Reputation: 179
I'm new to theano and trying to use the examples convolutional network and denoising autoencoder to make a denoising convolutional network. I am currently struggling with how to make W', the reverse weights. In this paper they use tied weights for W' that are flipped in both dimensions.
I'm currently working on a 1d signal, so my image shape is (batch_size, 1, 1, 1000) and filter/W size is (num_kernels, 1, 1, 10) for example. The output of the convolution is then (batch_size, num_kernels, 1, 991).
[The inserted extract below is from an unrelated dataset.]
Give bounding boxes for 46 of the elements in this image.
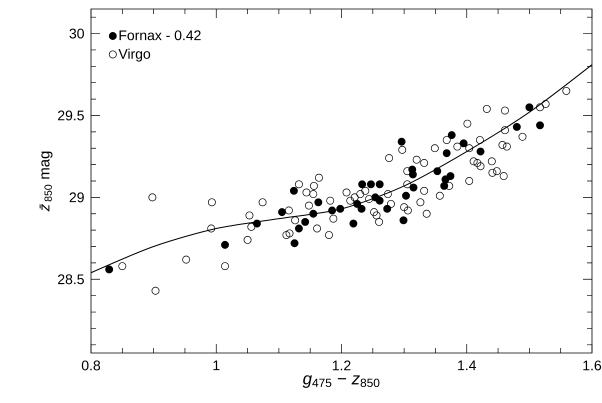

Since I want to W' to be just the flipped in 2 dimensions (or 1d in my case), I'm tempted to do this
w_value = numpy_rng.uniform(low=-W_bound, high=W_bound, size=filter_shape)
self.W = theano.shared(np.asarray((w_value), dtype=theano.config.floatX), borrow=True)
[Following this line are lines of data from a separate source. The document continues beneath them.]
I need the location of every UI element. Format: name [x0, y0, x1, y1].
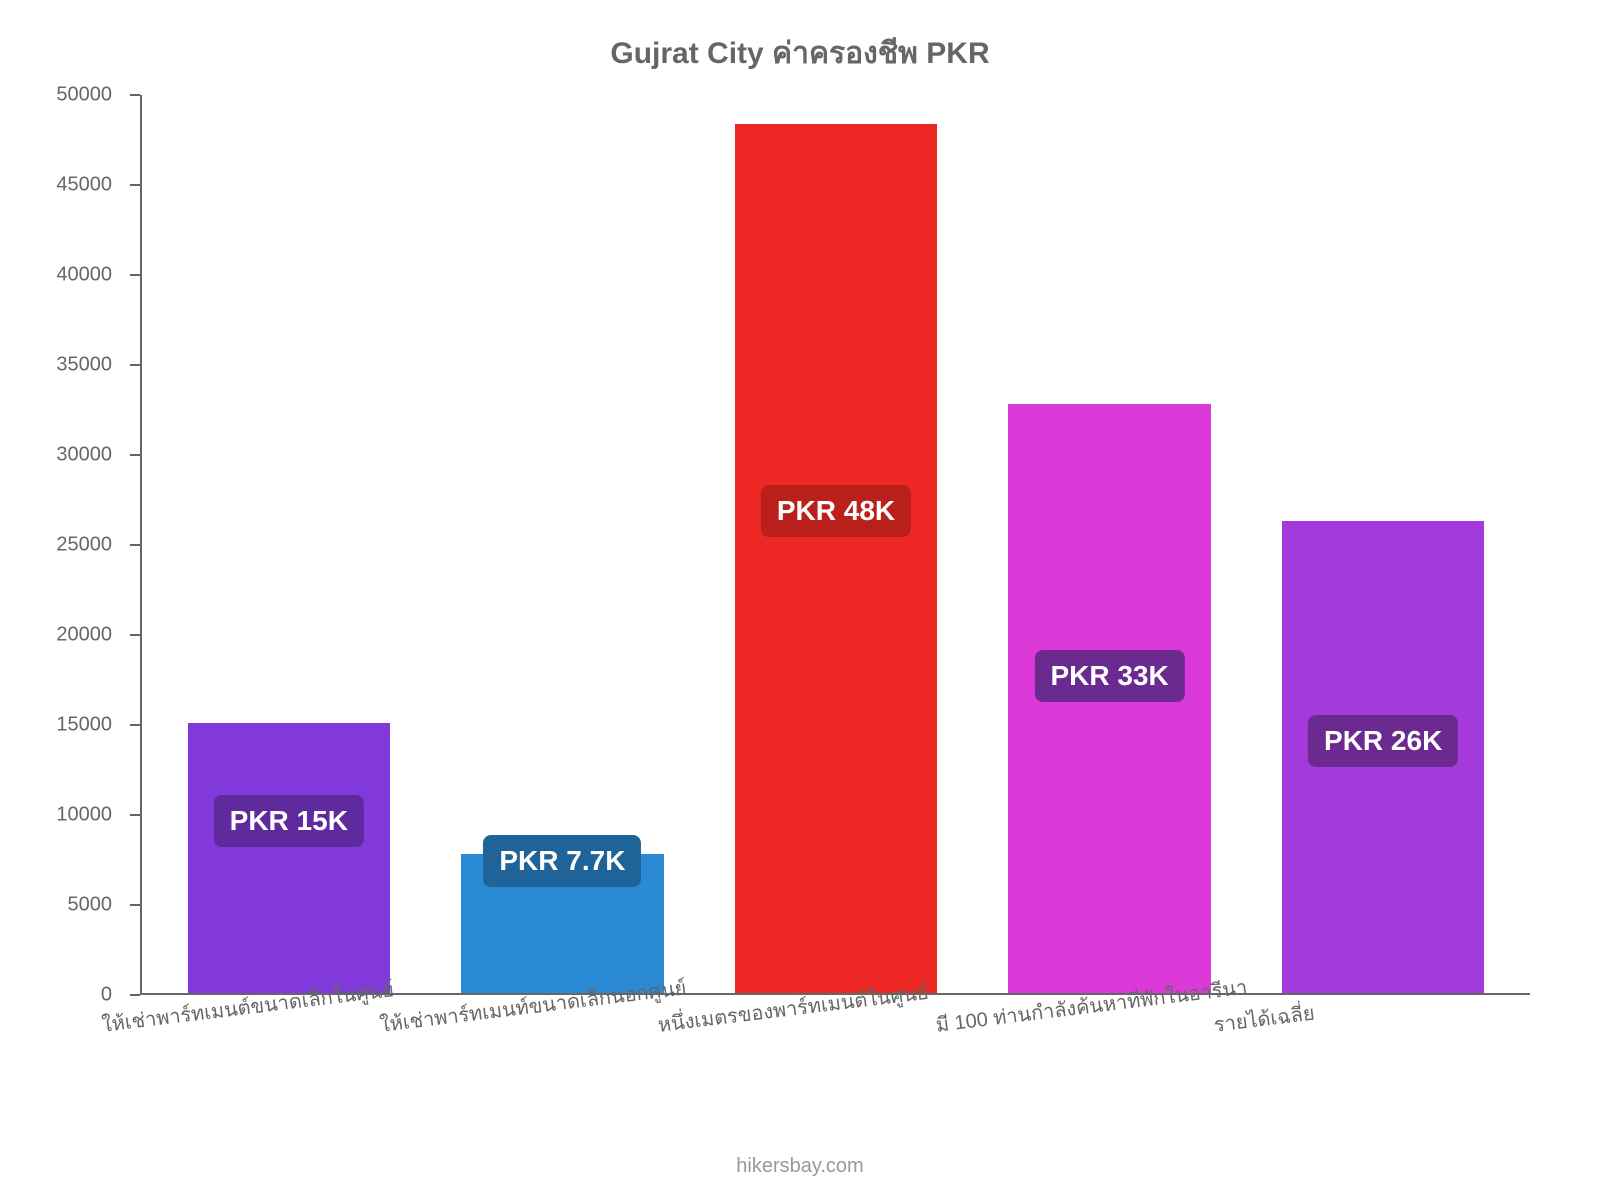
y-tick-mark	[130, 184, 140, 186]
attribution-text: hikersbay.com	[0, 1155, 1600, 1178]
y-tick-mark	[130, 364, 140, 366]
y-tick-mark	[130, 814, 140, 816]
bar-value-badge: PKR 48K	[761, 485, 911, 537]
y-tick-mark	[130, 904, 140, 906]
bars-container: PKR 15K PKR 7.7K PKR 48K PKR 33K PKR 26K	[142, 95, 1530, 993]
y-tick-mark	[130, 94, 140, 96]
y-tick-mark	[130, 994, 140, 996]
y-tick-label: 50000	[56, 84, 112, 107]
y-tick-label: 15000	[56, 714, 112, 737]
plot-area: PKR 15KPKR 7.7KPKR 48KPKR 33KPKR 26K 050…	[140, 95, 1530, 995]
bar-slot: PKR 15K	[152, 95, 426, 993]
x-axis-labels: ให้เช่าพาร์ทเมนต์ขนาดเล็กในศูนย์ให้เช่าพ…	[140, 995, 1530, 1095]
y-tick-mark	[130, 544, 140, 546]
bar-value-badge: PKR 33K	[1034, 650, 1184, 702]
bar-value-badge: PKR 26K	[1308, 715, 1458, 767]
y-tick-label: 45000	[56, 174, 112, 197]
x-label-slot: รายได้เฉลี่ย	[1252, 995, 1530, 1095]
bar-slot: PKR 7.7K	[426, 95, 700, 993]
y-tick-label: 10000	[56, 804, 112, 827]
y-tick-label: 20000	[56, 624, 112, 647]
y-tick-label: 30000	[56, 444, 112, 467]
chart-title: Gujrat City ค่าครองชีพ PKR	[50, 30, 1550, 77]
y-tick-mark	[130, 724, 140, 726]
y-tick-mark	[130, 274, 140, 276]
x-label-slot: ให้เช่าพาร์ทเมนต์ขนาดเล็กในศูนย์	[140, 995, 418, 1095]
y-tick-label: 5000	[68, 894, 113, 917]
bar-slot: PKR 48K	[699, 95, 973, 993]
x-label-slot: มี 100 ท่านกำลังค้นหาที่พักในอารีนา	[974, 995, 1252, 1095]
bar-value-badge: PKR 15K	[214, 795, 364, 847]
bar-value-badge: PKR 7.7K	[483, 835, 641, 887]
y-tick-label: 40000	[56, 264, 112, 287]
x-label-slot: ให้เช่าพาร์ทเมนท์ขนาดเล็กนอกศูนย์	[418, 995, 696, 1095]
y-tick-label: 25000	[56, 534, 112, 557]
x-label-slot: หนึ่งเมตรของพาร์ทเมนต์ในศูนย์	[696, 995, 974, 1095]
bar	[188, 723, 390, 993]
y-tick-mark	[130, 634, 140, 636]
y-tick-mark	[130, 454, 140, 456]
y-tick-label: 35000	[56, 354, 112, 377]
cost-of-living-chart: Gujrat City ค่าครองชีพ PKR PKR 15K PKR 7.…	[50, 30, 1550, 1110]
bar	[735, 124, 937, 993]
bar-slot: PKR 26K	[1246, 95, 1520, 993]
bar-slot: PKR 33K	[973, 95, 1247, 993]
y-tick-label: 0	[101, 984, 112, 1007]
self.W_prime = T.repeat(self.W[:, :, :, ::-1], num_kernels, axis=1)
where I reverse flip it in the relevant dimension and repeat those weights so that they are the same dimension as the feature maps from the hidden layer.
With this setup, do I only have to get the gradients for W to update or should W_prime also be a part of the grad computation?
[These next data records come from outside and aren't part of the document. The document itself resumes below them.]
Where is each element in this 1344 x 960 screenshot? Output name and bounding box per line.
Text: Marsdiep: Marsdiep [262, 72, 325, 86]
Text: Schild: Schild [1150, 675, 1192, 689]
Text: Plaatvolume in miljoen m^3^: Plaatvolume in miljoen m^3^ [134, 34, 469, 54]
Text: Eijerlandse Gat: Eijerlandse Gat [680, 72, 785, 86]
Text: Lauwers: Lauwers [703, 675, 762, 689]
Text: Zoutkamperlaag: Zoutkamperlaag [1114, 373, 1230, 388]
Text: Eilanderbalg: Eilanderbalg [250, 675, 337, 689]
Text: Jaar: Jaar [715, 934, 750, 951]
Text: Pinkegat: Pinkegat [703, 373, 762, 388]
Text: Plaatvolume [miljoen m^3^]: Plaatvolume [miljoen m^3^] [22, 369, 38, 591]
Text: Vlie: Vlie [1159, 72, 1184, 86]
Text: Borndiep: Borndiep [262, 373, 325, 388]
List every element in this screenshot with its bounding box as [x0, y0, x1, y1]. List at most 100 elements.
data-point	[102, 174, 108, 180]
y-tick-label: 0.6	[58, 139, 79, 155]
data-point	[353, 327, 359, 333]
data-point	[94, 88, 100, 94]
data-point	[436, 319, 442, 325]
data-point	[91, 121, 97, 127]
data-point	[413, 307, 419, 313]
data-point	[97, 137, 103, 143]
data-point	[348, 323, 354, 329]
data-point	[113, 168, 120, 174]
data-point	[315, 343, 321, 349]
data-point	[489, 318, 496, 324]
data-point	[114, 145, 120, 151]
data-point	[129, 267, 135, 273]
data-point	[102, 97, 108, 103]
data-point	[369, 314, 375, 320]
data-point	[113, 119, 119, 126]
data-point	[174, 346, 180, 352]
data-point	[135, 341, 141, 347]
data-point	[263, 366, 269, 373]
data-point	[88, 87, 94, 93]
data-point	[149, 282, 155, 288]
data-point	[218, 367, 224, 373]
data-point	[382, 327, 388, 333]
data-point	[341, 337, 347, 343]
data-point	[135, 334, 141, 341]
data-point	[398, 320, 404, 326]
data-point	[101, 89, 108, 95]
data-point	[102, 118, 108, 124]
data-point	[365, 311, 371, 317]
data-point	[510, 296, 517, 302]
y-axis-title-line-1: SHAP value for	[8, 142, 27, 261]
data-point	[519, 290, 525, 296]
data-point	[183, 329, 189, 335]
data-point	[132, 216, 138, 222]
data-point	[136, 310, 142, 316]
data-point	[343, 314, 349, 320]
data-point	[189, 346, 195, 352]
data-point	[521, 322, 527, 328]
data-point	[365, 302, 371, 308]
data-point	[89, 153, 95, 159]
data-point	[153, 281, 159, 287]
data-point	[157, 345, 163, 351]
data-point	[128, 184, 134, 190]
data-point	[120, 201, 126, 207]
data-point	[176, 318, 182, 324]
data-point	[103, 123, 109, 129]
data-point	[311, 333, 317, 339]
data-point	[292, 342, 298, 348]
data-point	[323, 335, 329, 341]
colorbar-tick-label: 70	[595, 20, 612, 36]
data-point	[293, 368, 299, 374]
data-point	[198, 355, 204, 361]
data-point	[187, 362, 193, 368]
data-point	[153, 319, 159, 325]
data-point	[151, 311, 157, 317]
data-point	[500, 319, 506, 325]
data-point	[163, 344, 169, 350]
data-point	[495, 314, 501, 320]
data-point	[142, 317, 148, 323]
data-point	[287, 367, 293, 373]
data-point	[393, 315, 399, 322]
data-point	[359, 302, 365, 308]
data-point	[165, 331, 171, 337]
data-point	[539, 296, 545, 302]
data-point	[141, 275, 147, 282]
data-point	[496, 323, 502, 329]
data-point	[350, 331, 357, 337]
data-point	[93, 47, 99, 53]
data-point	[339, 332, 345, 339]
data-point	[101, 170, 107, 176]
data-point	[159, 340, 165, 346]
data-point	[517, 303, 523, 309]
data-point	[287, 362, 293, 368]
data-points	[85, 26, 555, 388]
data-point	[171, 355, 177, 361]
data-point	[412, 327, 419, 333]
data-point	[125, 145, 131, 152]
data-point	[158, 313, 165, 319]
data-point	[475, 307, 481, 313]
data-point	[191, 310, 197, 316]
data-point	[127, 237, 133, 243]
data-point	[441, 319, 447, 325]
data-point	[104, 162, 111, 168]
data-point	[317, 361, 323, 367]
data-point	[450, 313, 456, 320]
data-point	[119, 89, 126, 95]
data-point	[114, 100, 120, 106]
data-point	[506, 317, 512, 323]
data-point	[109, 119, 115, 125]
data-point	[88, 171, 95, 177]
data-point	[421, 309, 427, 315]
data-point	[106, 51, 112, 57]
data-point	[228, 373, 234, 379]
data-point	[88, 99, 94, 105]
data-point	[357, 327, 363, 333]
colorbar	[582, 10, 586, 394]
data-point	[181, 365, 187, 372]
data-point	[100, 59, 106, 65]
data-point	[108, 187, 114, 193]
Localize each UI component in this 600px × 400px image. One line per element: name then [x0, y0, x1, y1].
When I do it like this, the MSE drops a lot after the first minibatch and then stops changing. Using cross entropy gives NaN from the first iteration. I don't know if that is related to this issue or if it's one of many other potential bugs I have in my code.
Upvotes: 2
Views: 387
Reputation: 34177
I can't comment on the validity of your W_prime
approach but I can say that you only need to compute the gradient of the cost with respect to each of the original shared variables. Your W_prime
is a symbolic function of W
, not a shared variable itself so you don't need to compute gradients with respect to W_prime
.
Whenever you get NaNs, the first thing to try is to reduce the size of the learning rate.
Upvotes: 1